The uncovering of such rich artistic interconnections in the history of Et dukkehjem implied that knowledge transmission  between artists about the production history of the play was widespread; it further suggested that other canonical works of modern drama might be subject to a similar form of theatrical inheritance. These clusters are displayed in a series of six network visualisations.

Performance Tradition

By combining our analysis of the Nordic touring maps with an investigation into the artistic links in the Nordic network cluster, we were able to uncover the emergence, consolidation and eventual decline of an Et dukkehjem performance tradition. 

The rich interconnections within the cluster suggests that knowledge from previous performances was readily available in Nordic rehearsal rooms. By following the links, we were able to identify the artists who created the tradition in the late nineteenth century, and those who consolidated it with their touring productions in the twentieth century.

Four major lines of artists link the premiere of the play in Copenhagen in 1879 to performances in the early 1990s. These lines are shown on a series of four visualisations. Two maps show the trajectories of these key artists linking Nordic productions. A network graphic shows these same links as a line of transmission through these events. And a diagram identifies the actors playing Nora and the major linking artists within this tradition.

Frequency Lists

Throughout our research we generated frequency lists of data records. We identified the frequency of productions by country, venue, and participating organisation. 

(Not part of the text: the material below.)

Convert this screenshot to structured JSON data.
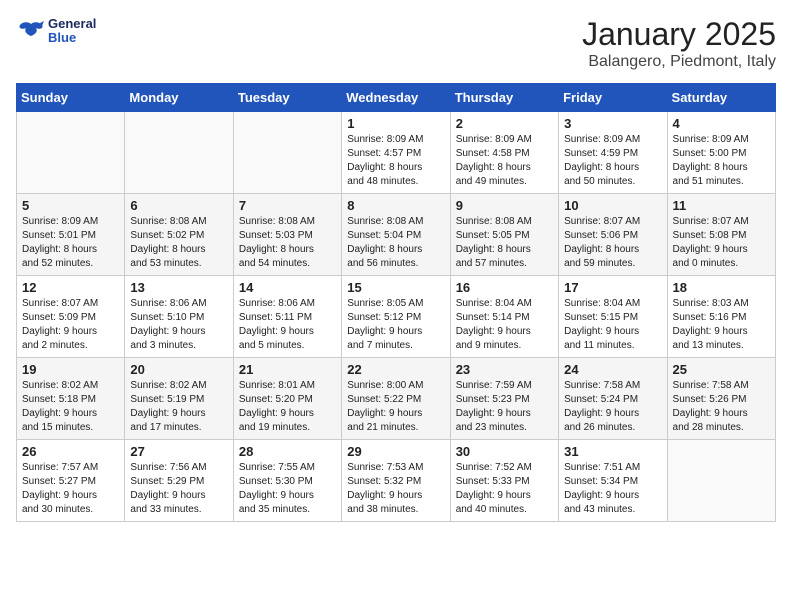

More complex queries identified the numbers of performances given by actors in specific roles within particular countries; or the numbers of countries in which actors had performed the play. We explored the contributor functions listed in the production records to ascertain the shift in nomenclature used to credit participants within theatre production, particularly the shift from translator to adaptor.

The frequency lists helped us to identify sub-sets within Et dukkehjem data that were crucial to our choice of data visualisations. Seven frequency lists are reproduced here. Since the final export of data used to create the visualisations for A Global Doll’s House, additional records have been entered into IbsenStage.